Actor Gerard Depardieu Flees France To Avoid The Tax Man


Gerard Depardieu has said adieu.

France’s most famous actor has moved to the village of Nechin in Belgium, just over the border from France, to avoid his home country’s new 75% millionaires tax implemented by the socialist government of President Francois Hollande. Depardieu is reportedly planning on establishing legal residency in Belgium.

Nechin Mayor Daniel Senesael is pleased that the iconic actor has become a resident of his small village, according to the London Telegraph:

“He has moved in already and he is very welcome here.

“He enjoys our countryside and our easygoing, rural way of life. And of course he also enjoys our lower taxes.”

According to Reuters, “Belgian residents do not pay wealth tax, which in France is now slapped on individuals with assets over 1.3 million euros, nor do they pay capital gains tax on the sale of shares.”

Gerard Depardieu has 194 IMDB entries, including a number of American movies. He is perhaps best known for playing the title character in Cyrano de Bergerac.

An increasing number of rich French citizens have left or are considering leaving France as a result of the new tax levy. US actor Johnny Depp left France for similar reasons.

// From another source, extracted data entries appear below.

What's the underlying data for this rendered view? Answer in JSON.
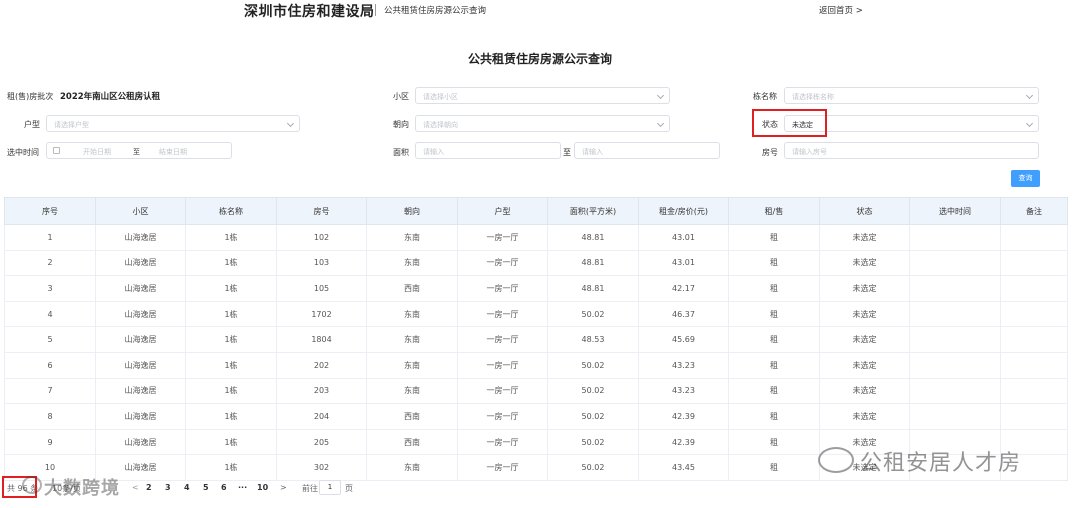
{
  "header": {
    "site_title": "深圳市住房和建设局",
    "subtitle": "公共租赁住房房源公示查询",
    "back_link": "返回首页 >"
  },
  "page_title": "公共租赁住房房源公示查询",
  "form": {
    "batch_label": "租(售)房批次",
    "batch_value": "2022年南山区公租房认租",
    "community_label": "小区",
    "community_placeholder": "请选择小区",
    "building_label": "栋名称",
    "building_placeholder": "请选择栋名称",
    "unit_type_label": "户型",
    "unit_type_placeholder": "请选择户型",
    "orientation_label": "朝向",
    "orientation_placeholder": "请选择朝向",
    "status_label": "状态",
    "status_value": "未选定",
    "selected_time_label": "选中时间",
    "start_date_placeholder": "开始日期",
    "to_label": "至",
    "end_date_placeholder": "结束日期",
    "area_label": "面积",
    "area_min_placeholder": "请输入",
    "area_to_label": "至",
    "area_max_placeholder": "请输入",
    "room_label": "房号",
    "room_placeholder": "请输入房号",
    "query_button": "查询"
  },
  "table": {
    "headers": [
      "序号",
      "小区",
      "栋名称",
      "房号",
      "朝向",
      "户型",
      "面积(平方米)",
      "租金/房价(元)",
      "租/售",
      "状态",
      "选中时间",
      "备注"
    ],
    "rows": [
      [
        "1",
        "山海逸居",
        "1栋",
        "102",
        "东南",
        "一房一厅",
        "48.81",
        "43.01",
        "租",
        "未选定",
        "",
        ""
      ],
      [
        "2",
        "山海逸居",
        "1栋",
        "103",
        "东南",
        "一房一厅",
        "48.81",
        "43.01",
        "租",
        "未选定",
        "",
        ""
      ],
      [
        "3",
        "山海逸居",
        "1栋",
        "105",
        "西南",
        "一房一厅",
        "48.81",
        "42.17",
        "租",
        "未选定",
        "",
        ""
      ],
      [
        "4",
        "山海逸居",
        "1栋",
        "1702",
        "东南",
        "一房一厅",
        "50.02",
        "46.37",
        "租",
        "未选定",
        "",
        ""
      ],
      [
        "5",
        "山海逸居",
        "1栋",
        "1804",
        "东南",
        "一房一厅",
        "48.53",
        "45.69",
        "租",
        "未选定",
        "",
        ""
      ],
      [
        "6",
        "山海逸居",
        "1栋",
        "202",
        "东南",
        "一房一厅",
        "50.02",
        "43.23",
        "租",
        "未选定",
        "",
        ""
      ],
      [
        "7",
        "山海逸居",
        "1栋",
        "203",
        "东南",
        "一房一厅",
        "50.02",
        "43.23",
        "租",
        "未选定",
        "",
        ""
      ],
      [
        "8",
        "山海逸居",
        "1栋",
        "204",
        "西南",
        "一房一厅",
        "50.02",
        "42.39",
        "租",
        "未选定",
        "",
        ""
      ],
      [
        "9",
        "山海逸居",
        "1栋",
        "205",
        "西南",
        "一房一厅",
        "50.02",
        "42.39",
        "租",
        "未选定",
        "",
        ""
      ],
      [
        "10",
        "山海逸居",
        "1栋",
        "302",
        "东南",
        "一房一厅",
        "50.02",
        "43.45",
        "租",
        "未选定",
        "",
        ""
      ]
    ]
  },
  "pagination": {
    "total": "共 96 条",
    "page_size": "10条/页",
    "prev": "<",
    "pages": [
      "2",
      "3",
      "4",
      "5",
      "6",
      "···",
      "10"
    ],
    "next": ">",
    "goto_label": "前往",
    "goto_value": "1",
    "page_unit": "页"
  },
  "watermarks": {
    "left": "大数跨境",
    "right": "公租安居人才房"
  },
  "colors": {
    "accent": "#409eff",
    "highlight_box": "#e02020",
    "header_bg": "#eef4fb"
  }
}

Wealthy and overpaid entertainment celebrities probably should be required to pay more in taxes, but the irony is they often have an army of accountants who find loopholes.

You’ve probably met some wealthy people who are loathsome creatures. The problem with class warfare, wherever it is practiced, however, is that the real casualties are the middle class. When the rich leave a country, they take investments and jobs with them, especially if they are from the entrepreneurial class. And obviously once they relocate, tax revenues go down, not up.

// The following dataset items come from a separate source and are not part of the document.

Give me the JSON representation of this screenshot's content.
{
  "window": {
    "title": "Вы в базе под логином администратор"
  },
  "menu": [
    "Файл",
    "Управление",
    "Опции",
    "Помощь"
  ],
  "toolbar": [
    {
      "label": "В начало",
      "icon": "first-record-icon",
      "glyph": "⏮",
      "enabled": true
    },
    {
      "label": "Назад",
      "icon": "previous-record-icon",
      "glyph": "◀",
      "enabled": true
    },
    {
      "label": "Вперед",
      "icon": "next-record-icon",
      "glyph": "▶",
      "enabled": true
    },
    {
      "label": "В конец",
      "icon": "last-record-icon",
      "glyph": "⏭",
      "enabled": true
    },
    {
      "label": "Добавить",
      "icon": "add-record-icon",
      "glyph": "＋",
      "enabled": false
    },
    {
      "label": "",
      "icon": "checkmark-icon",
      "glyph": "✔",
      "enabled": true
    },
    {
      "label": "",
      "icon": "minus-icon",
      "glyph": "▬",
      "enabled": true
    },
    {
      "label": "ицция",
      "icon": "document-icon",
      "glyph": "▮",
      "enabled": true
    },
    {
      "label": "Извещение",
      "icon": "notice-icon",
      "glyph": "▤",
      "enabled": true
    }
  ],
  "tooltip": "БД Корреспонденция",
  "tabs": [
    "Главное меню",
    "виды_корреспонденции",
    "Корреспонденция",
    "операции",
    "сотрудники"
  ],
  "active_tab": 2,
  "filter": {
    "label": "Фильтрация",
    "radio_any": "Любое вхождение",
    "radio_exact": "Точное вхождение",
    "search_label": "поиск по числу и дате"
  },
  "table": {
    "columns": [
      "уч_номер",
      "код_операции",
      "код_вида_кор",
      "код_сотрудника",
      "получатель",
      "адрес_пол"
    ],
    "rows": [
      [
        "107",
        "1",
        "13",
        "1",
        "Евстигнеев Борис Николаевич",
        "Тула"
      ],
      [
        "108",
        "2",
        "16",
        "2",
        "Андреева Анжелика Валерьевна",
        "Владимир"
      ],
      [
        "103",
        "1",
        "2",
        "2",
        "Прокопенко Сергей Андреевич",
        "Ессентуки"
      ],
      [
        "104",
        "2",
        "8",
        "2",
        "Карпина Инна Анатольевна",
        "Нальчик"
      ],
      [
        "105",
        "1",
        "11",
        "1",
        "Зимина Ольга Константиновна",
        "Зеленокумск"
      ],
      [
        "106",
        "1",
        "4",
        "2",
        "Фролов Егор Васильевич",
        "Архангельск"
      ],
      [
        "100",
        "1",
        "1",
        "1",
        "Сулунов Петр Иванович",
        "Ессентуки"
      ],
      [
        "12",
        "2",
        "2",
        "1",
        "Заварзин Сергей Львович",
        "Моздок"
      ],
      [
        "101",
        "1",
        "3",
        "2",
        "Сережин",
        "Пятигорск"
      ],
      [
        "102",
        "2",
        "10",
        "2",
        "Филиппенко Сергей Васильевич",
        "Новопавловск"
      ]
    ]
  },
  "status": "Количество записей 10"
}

In the US, the Obama administration wants to raise taxes on anyone making over $250,000, but that yardstick affects many self-employed entrepreneurs — the kind of innovators that often show up on ABC’s Shark Tank. Higher taxes will likely discourage productivity and disincentivize expansion and the hiring of more workers. And when taxes and fees get raised on businesses large and small, the costs are usually passed along to the customer anyway.

Erika Johnsen of HotAir.com writes that it should come as no surprise that Depardieu and others in his income bracket are jumping ship:

“As I would say ‘let this be a lesson for the United States,’ except that President Obama is already willfully following in Europe’s financially calamitous footsteps. Hiking taxes, and subsequently moving money out of the private sector and laundering it through the federal government, is not going to help us achieve the level of economic growth we so desperately need.”

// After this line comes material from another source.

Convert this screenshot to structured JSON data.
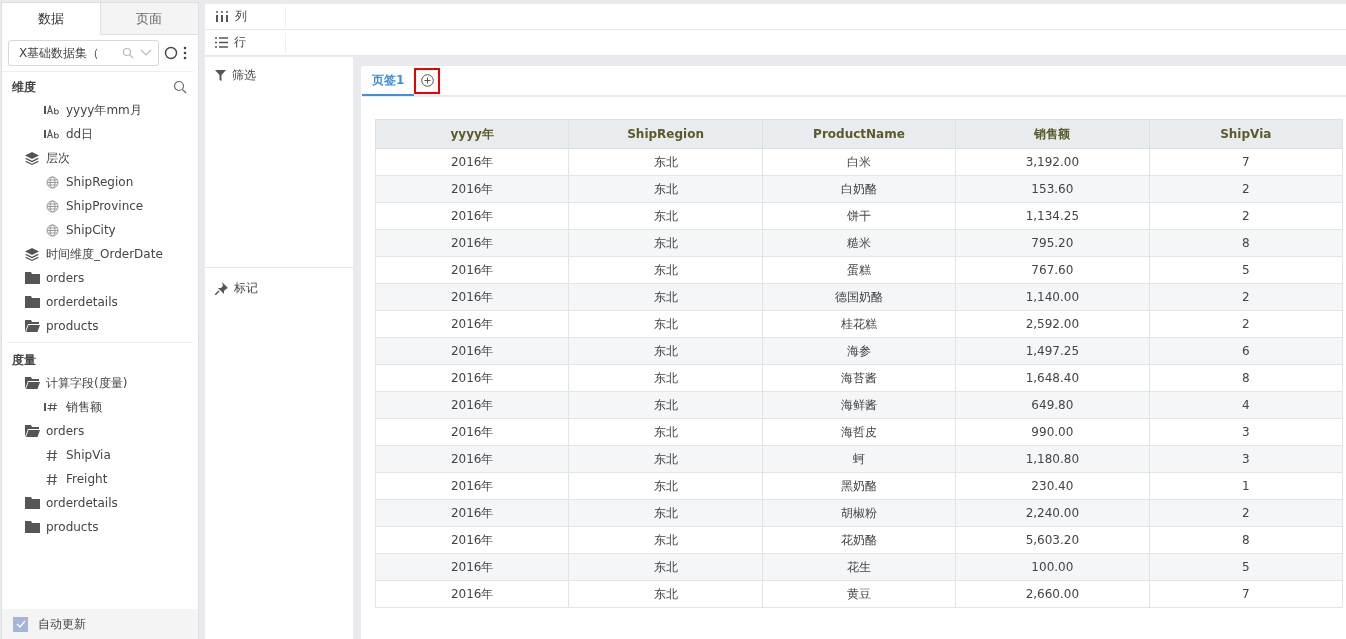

France’s prime minister Jean-Marc Ayrault, according to EuroNews, isn’t at all pleased with high-profile French citizens running for the border:

“Those who are seeking exile abroad are not those who are scared of becoming poor, it’s because they want to get even richer. Let me tell you something: if we want to resolve the problem of poverty and social inequality we must make political choices.”

In the meantime, Depardieu has some unfinished business in France, the Telegraph explains:

“His decision to become a tax exile is unlikely to help his battered reputation back home. Last week he was arrested for drink driving after falling off his scooter in Paris, and he faces legal action for assault after a fight with a motorist in August. Last year, he sparked a scandal by urinating in the aisle of an aircraft en route for Dublin.”

Do you think that tax exiles are greedy?